Building complex software using immutable code is hard. In my opinion, building complex software without bugs is basically impossible. As a rule, the more code, the more bugs.

The more interesting question is not whether the ENS codebase is currently perfect, because it’s not, but instead, how do we deal with the inherent problem that we want all code to be immutable, but there is no perfect way to avoid bugs?

In the NameWrapper, the intended design of the upgrade mechanism was for it to require two parties to agree to upgrade a name: the owner and the ENS DAO. Unfortunately, a bug in the upgrade mechanism itself resulted in it requiring only the ENS DAO.

The current proposal seeks to revoke the upgrade mechanism entirely, but there is another option: fix the upgrade mechanism so that it works as intended. The fix that was previously developed would accomplish this.

Moving forward, there are ways to try to avoid bugs, with the most tried-and-true method being to use fewer lines of code in immutable software and reduce complexity. With ENSv2, one of the goals is to vastly simplify the core immutable code. I agree with this approach. Complexity should be minimized in the core ENS contracts and isolated as much as possible. For higher-level user functionality with more complex code, there must be mechanisms and strategies in place to handle bugs.

At this stage, I do not support the proposal to entirely revoke the upgrade functionality.
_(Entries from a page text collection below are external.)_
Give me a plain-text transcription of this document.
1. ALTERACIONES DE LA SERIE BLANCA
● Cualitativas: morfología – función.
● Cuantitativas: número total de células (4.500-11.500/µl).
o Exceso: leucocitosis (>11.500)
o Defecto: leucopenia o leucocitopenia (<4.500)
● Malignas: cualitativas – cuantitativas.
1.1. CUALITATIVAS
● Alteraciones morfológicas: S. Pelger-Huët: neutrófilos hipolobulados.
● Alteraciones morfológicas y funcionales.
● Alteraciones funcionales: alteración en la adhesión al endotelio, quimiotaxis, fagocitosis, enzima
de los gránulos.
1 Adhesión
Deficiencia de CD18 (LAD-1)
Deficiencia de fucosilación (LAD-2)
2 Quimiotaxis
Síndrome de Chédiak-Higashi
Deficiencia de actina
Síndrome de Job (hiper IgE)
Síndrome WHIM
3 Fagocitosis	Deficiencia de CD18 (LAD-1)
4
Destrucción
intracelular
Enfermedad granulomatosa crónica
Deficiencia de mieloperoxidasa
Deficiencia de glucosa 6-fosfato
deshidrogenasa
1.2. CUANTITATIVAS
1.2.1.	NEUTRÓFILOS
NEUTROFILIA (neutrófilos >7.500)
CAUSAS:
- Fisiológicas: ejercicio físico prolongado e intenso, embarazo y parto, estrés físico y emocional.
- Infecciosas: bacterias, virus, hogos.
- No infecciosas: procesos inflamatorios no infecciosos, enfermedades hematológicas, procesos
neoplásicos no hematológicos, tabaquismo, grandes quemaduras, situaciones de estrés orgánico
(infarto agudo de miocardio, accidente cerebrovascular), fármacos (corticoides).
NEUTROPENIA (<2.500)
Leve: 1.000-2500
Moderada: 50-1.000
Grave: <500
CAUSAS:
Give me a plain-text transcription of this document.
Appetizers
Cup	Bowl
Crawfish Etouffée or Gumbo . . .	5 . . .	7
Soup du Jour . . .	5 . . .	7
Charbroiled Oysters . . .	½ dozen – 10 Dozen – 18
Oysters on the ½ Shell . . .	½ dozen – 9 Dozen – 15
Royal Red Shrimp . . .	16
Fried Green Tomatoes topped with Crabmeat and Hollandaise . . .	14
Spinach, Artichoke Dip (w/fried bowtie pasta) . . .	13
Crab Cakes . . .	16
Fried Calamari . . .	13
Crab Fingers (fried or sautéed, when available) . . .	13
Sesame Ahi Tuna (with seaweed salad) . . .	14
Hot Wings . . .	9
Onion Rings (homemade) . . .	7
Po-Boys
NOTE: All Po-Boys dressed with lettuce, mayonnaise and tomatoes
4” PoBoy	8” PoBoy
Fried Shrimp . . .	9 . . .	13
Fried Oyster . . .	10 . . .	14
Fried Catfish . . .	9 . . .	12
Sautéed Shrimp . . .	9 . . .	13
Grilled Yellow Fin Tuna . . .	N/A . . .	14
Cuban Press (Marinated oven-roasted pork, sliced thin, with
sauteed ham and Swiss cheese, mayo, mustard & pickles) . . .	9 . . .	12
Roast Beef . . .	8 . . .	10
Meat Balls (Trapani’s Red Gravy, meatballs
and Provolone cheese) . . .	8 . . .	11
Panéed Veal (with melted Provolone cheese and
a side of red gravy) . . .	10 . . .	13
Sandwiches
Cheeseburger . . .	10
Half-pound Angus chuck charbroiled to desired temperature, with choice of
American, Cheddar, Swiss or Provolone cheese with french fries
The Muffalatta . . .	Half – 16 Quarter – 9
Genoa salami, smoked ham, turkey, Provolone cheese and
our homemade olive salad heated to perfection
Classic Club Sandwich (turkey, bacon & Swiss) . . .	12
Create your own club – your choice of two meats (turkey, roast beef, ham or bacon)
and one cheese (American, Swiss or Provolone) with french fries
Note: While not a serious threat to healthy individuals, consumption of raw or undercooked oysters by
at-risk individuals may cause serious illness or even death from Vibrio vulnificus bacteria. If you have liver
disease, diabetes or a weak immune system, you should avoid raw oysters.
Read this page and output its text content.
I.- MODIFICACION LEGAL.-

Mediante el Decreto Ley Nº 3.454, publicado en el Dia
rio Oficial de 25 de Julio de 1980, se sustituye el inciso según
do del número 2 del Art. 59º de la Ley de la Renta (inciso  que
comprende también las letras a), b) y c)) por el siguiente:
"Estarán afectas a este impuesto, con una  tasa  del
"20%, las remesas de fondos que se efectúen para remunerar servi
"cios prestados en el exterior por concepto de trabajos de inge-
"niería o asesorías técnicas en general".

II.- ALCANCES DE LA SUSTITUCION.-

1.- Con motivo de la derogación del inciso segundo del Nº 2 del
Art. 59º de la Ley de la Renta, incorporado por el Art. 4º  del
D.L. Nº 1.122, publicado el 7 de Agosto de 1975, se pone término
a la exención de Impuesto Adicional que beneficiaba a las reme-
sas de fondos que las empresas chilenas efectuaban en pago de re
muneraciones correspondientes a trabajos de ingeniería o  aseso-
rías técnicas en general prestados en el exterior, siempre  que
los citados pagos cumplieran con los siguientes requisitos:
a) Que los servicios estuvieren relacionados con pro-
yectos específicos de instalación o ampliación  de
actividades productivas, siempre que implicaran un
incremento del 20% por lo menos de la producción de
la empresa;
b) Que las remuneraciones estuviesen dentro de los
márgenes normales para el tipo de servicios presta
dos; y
The ENSv2 registry is not yet available, the NameWrapper remains a very complex codebase, and the upgrade mechanism still serves its original purpose: providing an escape hatch for names with burned fuses in the NameWrapper if it ever becomes necessary.

I would support fixing the upgrade functionality to ensure that both the permission of name owners and the ENS DAO are required to upgrade a name.
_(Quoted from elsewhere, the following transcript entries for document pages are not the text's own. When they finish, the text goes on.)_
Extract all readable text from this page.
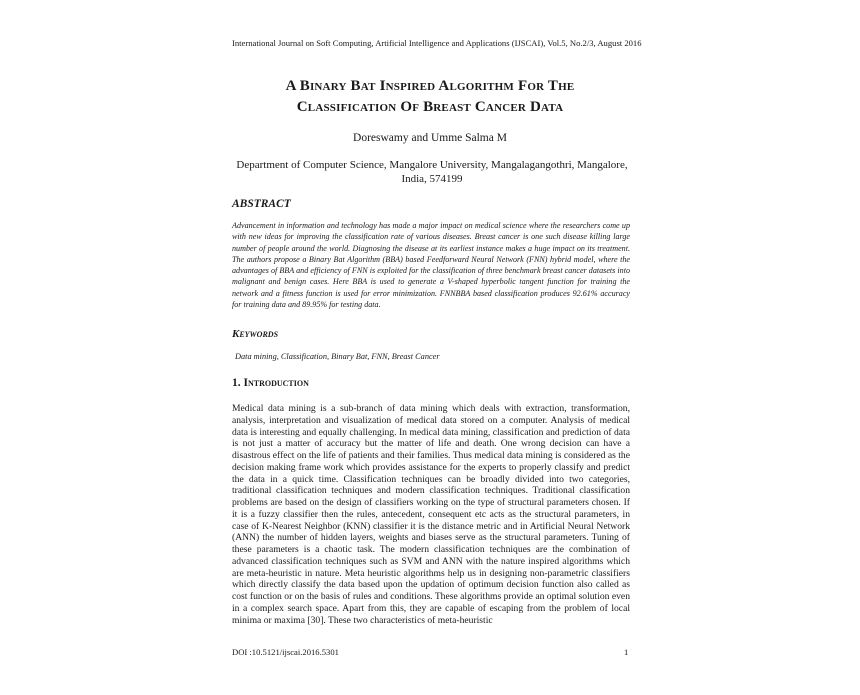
International Journal on Soft Computing, Artificial Intelligence and Applications (IJSCAI), Vol.5, No.2/3, August 2016
A Binary Bat Inspired Algorithm For The
Classification Of Breast Cancer Data
Doreswamy and Umme Salma M
Department of Computer Science, Mangalore University, Mangalagangothri, Mangalore, India, 574199
ABSTRACT
Advancement in information and technology has made a major impact on medical science where the researchers come up with new ideas for improving the classification rate of various diseases. Breast cancer is one such disease killing large number of people around the world. Diagnosing the disease at its earliest instance makes a huge impact on its treatment. The authors propose a Binary Bat Algorithm (BBA) based Feedforward Neural Network (FNN) hybrid model, where the advantages of BBA and efficiency of FNN is exploited for the classification of three benchmark breast cancer datasets into malignant and benign cases. Here BBA is used to generate a V-shaped hyperbolic tangent function for training the network and a fitness function is used for error minimization. FNNBBA based classification produces 92.61% accuracy for training data and 89.95% for testing data.
Keywords
Data mining, Classification, Binary Bat, FNN, Breast Cancer
1. Introduction
Medical data mining is a sub-branch of data mining which deals with extraction, transformation, analysis, interpretation and visualization of medical data stored on a computer. Analysis of medical data is interesting and equally challenging. In medical data mining, classification and prediction of data is not just a matter of accuracy but the matter of life and death. One wrong decision can have a disastrous effect on the life of patients and their families. Thus medical data mining is considered as the decision making frame work which provides assistance for the experts to properly classify and predict the data in a quick time. Classification techniques can be broadly divided into two categories, traditional classification techniques and modern classification techniques. Traditional classification problems are based on the design of classifiers working on the type of structural parameters chosen. If it is a fuzzy classifier then the rules, antecedent, consequent etc acts as the structural parameters, in case of K-Nearest Neighbor (KNN) classifier it is the distance metric and in Artificial Neural Network (ANN) the number of hidden layers, weights and biases serve as the structural parameters. Tuning of these parameters is a chaotic task. The modern classification techniques are the combination of advanced classification techniques such as SVM and ANN with the nature inspired algorithms which are meta-heuristic in nature. Meta heuristic algorithms help us in designing non-parametric classifiers which directly classify the data based upon the updation of optimum decision function also called as cost function or on the basis of rules and conditions. These algorithms provide an optimal solution even in a complex search space. Apart from this, they are capable of escaping from the problem of local minima or maxima [30]. These two characteristics of meta-heuristic
DOI :10.5121/ijscai.2016.5301	1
There is a difference between posting a GitHub security advisory + a conversation in a forum with a handful of readers and making your users aware of the issue in a way that they can understand. It is very common in industry for companies to publish a CVE and not tell their users about the bug directly, but I think this is a very bad practice. I would like to see ENS do better and if you are going to actively decide to leave a bug that affects the system’s security model unfixed, then make every attempt to proactively inform end-users about the situation in a way that is understandable to them, not only people who subscribe to your technical security advisories on GitHub.
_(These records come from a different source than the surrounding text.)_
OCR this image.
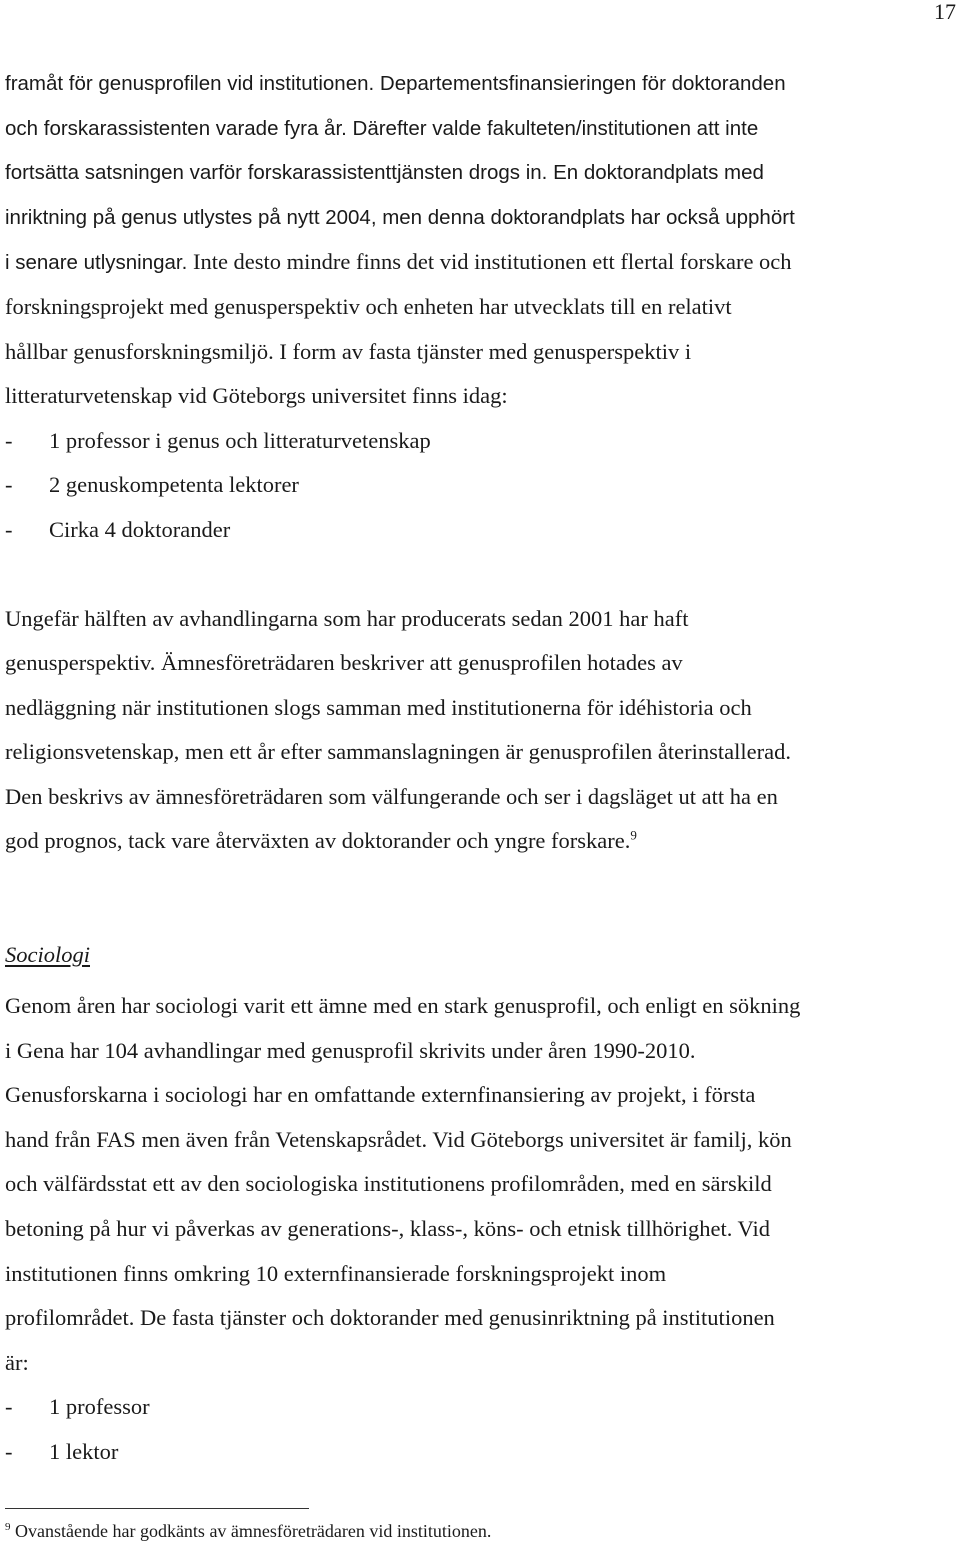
17
framåt för genusprofilen vid institutionen. Departementsfinansieringen för doktoranden
och forskarassistenten varade fyra år. Därefter valde fakulteten/institutionen att inte
fortsätta satsningen varför forskarassistenttjänsten drogs in. En doktorandplats med
inriktning på genus utlystes på nytt 2004, men denna doktorandplats har också upphört
i senare utlysningar. Inte desto mindre finns det vid institutionen ett flertal forskare och
forskningsprojekt med genusperspektiv och enheten har utvecklats till en relativt
hållbar genusforskningsmiljö. I form av fasta tjänster med genusperspektiv i
litteraturvetenskap vid Göteborgs universitet finns idag:
- 1 professor i genus och litteraturvetenskap
- 2 genuskompetenta lektorer
- Cirka 4 doktorander
Ungefär hälften av avhandlingarna som har producerats sedan 2001 har haft
genusperspektiv. Ämnesföreträdaren beskriver att genusprofilen hotades av
nedläggning när institutionen slogs samman med institutionerna för idéhistoria och
religionsvetenskap, men ett år efter sammanslagningen är genusprofilen återinstallerad.
Den beskrivs av ämnesföreträdaren som välfungerande och ser i dagsläget ut att ha en
god prognos, tack vare återväxten av doktorander och yngre forskare.$^9$
Sociologi
Genom åren har sociologi varit ett ämne med en stark genusprofil, och enligt en sökning
i Gena har 104 avhandlingar med genusprofil skrivits under åren 1990-2010.
Genusforskarna i sociologi har en omfattande externfinansiering av projekt, i första
hand från FAS men även från Vetenskapsrådet. Vid Göteborgs universitet är familj, kön
och välfärdsstat ett av den sociologiska institutionens profilområden, med en särskild
betoning på hur vi påverkas av generations-, klass-, köns- och etnisk tillhörighet. Vid
institutionen finns omkring 10 externfinansierade forskningsprojekt inom
profilområdet. De fasta tjänster och doktorander med genusinriktning på institutionen
är:
- 1 professor
- 1 lektor
$^9$ Ovanstående har godkänts av ämnesföreträdaren vid institutionen.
I have brought this issue up with many people, and not a single one knew about it, including people in ENS Discord server, Twitter, voice chats, etc. other than you and Premm.eth. Even you indicated in another thread that you had forgotten about this bug, so maybe the number of people previously aware of it is actually just 1. :person_shrugging:

The docs also do not mention it, like FAQ | ENS Docs which implies that no one can take a name away from its owner (which is not true at the moment).

The .eth registrar is built to ensure once issued, a name cannot be revoked or taken away from its owner. Potential loss can occur if the owner loses access to their private key, or if the owner forgets to renew their name.

There is also the mention in the docs that the registrar is trustless, which it is not (one must trust the DAO + Security Council):

The ETH Registrar is a special registrar. It allows for trustless on-chain name registration and is in charge of the “.eth” TLD.

I’m not suggesting that you all actively took measures to hide this bug from users, but I don’t get the impression that you have proactively attempted to inform all of your users of the issue, which I think is the right thing to do if you are making the decision on their behalf to change the security model. I suspect that most of the ENS delegates aren’t even aware of this issue or that the trust model isn’t what is advertised.

It is certainly possible that ENS users will agree with you that this bug isn’t worth the risk to fix, but I think they should be properly informed about the situation rather than it being hidden away in a forum thread that a dozen people read.

1 Like

What fix is that?

I was able to dig up this code. I haven’t looked at it closely, but the intention was to fix the bug without removing the upgrade functionality.